Managing the Metabolic Shift

Beyond hot flashes and mood changes, the metabolic consequences of menopause are what most women find hardest to manage long-term. The drop in estrogen shifts where your body stores fat, favoring the abdomen over the hips and thighs. This visceral fat is more metabolically active and associated with higher cardiovascular risk.

The combination of lower resting metabolism and reduced physical activity creates a caloric surplus that can feel sudden and confusing. Postmenopausal women in one study spent significantly less time doing moderate exercise than premenopausal women matched for body composition, suggesting that lower energy levels contribute to the problem beyond just hormonal changes. Prioritizing consistent movement, especially resistance training, addresses multiple issues at once: it preserves muscle mass, supports bone density, improves insulin sensitivity, and offsets the metabolic slowdown.

Protein intake also becomes more important. Your body becomes less efficient at building and maintaining muscle after menopause, so the same diet that kept you strong at 35 may not be sufficient at 50. Aiming for protein at each meal, rather than concentrating it at dinner, helps your body use it more effectively for muscle repair throughout the day.

What “Natural” Can and Can’t Do

The honest answer is that natural approaches can meaningfully reduce menopause symptoms and protect your long-term health, but they cannot reverse the underlying process. Your ovaries will not resume producing eggs. Your periods will not return. Framing it as “reversal” sets up an impossible goal and can lead to spending money on products that promise something biologically implausible.
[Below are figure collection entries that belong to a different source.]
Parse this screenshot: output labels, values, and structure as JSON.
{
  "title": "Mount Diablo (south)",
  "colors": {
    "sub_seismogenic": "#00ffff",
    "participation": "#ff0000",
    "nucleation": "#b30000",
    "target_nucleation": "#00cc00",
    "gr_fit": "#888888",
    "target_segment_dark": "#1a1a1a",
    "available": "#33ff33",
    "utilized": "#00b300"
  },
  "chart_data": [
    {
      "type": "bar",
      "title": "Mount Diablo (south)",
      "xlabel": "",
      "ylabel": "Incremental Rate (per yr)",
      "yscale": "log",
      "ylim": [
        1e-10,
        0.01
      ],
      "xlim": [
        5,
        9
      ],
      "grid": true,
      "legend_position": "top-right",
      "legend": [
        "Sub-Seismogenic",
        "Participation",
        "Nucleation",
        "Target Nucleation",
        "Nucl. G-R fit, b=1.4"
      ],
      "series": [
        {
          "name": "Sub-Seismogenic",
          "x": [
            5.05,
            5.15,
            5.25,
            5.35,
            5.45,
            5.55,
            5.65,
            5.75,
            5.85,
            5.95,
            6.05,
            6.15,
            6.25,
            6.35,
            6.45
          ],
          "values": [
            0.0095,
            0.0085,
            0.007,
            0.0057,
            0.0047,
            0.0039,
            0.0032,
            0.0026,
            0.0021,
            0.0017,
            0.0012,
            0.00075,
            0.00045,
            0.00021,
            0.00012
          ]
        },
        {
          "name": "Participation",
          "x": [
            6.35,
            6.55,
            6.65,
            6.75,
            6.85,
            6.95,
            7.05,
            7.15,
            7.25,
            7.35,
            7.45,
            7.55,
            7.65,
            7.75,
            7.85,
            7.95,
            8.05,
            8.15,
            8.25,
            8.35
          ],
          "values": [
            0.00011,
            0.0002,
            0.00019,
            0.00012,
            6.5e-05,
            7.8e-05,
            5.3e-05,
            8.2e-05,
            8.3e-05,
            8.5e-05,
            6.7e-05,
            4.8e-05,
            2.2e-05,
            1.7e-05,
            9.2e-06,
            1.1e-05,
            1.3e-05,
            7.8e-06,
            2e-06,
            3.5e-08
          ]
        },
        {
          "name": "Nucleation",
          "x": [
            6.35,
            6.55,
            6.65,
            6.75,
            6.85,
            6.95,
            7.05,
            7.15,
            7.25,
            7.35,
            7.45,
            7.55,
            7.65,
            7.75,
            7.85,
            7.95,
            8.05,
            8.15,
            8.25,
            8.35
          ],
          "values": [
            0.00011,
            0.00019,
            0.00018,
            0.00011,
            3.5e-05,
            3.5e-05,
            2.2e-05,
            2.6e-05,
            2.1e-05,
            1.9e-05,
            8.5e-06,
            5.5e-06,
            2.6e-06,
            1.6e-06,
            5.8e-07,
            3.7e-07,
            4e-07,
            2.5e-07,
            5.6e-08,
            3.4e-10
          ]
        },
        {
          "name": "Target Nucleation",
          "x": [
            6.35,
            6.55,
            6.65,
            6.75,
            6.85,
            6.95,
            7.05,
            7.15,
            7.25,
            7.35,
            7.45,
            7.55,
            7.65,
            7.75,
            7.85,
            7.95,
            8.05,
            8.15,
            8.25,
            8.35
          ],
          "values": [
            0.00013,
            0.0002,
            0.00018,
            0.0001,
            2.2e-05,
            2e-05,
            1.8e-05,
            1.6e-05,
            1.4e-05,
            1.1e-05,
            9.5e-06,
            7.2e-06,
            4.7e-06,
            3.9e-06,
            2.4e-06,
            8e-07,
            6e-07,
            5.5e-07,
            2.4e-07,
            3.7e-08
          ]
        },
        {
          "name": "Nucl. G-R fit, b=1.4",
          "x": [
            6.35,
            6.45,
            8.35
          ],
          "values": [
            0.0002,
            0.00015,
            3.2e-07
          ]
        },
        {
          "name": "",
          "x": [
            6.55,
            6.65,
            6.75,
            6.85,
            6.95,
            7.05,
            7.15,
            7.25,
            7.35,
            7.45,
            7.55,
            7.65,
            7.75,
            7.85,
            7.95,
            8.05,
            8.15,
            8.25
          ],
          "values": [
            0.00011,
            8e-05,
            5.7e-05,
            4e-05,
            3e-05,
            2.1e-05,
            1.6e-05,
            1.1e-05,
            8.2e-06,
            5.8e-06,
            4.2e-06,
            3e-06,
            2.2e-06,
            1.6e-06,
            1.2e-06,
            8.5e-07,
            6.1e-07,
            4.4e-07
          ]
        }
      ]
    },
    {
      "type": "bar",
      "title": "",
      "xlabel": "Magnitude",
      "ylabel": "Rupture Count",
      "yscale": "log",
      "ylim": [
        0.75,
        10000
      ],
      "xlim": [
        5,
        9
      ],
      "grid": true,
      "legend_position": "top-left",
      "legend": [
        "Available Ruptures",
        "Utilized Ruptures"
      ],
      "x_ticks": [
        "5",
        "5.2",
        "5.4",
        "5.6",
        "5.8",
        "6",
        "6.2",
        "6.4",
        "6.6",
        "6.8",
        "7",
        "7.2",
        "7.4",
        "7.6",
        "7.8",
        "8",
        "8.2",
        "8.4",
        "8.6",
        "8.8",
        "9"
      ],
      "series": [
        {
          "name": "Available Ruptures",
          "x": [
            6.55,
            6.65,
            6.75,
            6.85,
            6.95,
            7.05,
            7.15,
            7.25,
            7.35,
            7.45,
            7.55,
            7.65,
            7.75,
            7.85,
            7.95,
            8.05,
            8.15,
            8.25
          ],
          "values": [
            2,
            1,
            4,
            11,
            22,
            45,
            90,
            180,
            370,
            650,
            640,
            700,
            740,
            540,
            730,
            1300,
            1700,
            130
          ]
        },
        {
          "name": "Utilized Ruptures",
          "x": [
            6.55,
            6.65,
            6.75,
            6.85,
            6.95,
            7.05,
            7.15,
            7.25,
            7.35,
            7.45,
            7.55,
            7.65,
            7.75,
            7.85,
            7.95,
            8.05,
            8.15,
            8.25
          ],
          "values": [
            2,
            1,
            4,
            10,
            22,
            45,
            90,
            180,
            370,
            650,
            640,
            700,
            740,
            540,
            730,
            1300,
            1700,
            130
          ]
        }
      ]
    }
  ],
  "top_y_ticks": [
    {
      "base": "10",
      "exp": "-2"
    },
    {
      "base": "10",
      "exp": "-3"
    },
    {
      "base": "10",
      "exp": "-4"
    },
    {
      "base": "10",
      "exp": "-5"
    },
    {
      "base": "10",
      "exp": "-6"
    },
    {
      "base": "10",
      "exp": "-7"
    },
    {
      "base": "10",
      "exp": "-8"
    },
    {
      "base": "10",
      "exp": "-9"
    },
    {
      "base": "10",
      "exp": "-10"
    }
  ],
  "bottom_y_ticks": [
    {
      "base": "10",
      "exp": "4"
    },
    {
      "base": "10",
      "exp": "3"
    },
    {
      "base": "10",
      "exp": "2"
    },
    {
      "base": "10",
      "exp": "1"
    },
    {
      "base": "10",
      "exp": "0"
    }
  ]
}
What natural approaches can do is significant: reduce hot flash frequency by 20 to 40%, preserve bone density, maintain muscle mass, improve sleep quality, and blunt the metabolic changes that increase cardiovascular risk. For many women, these interventions make the difference between a miserable transition and a manageable one. For those who need more relief, hormone replacement therapy exists and is a conversation worth having with a provider, but it sits alongside, not in place of, the lifestyle foundation.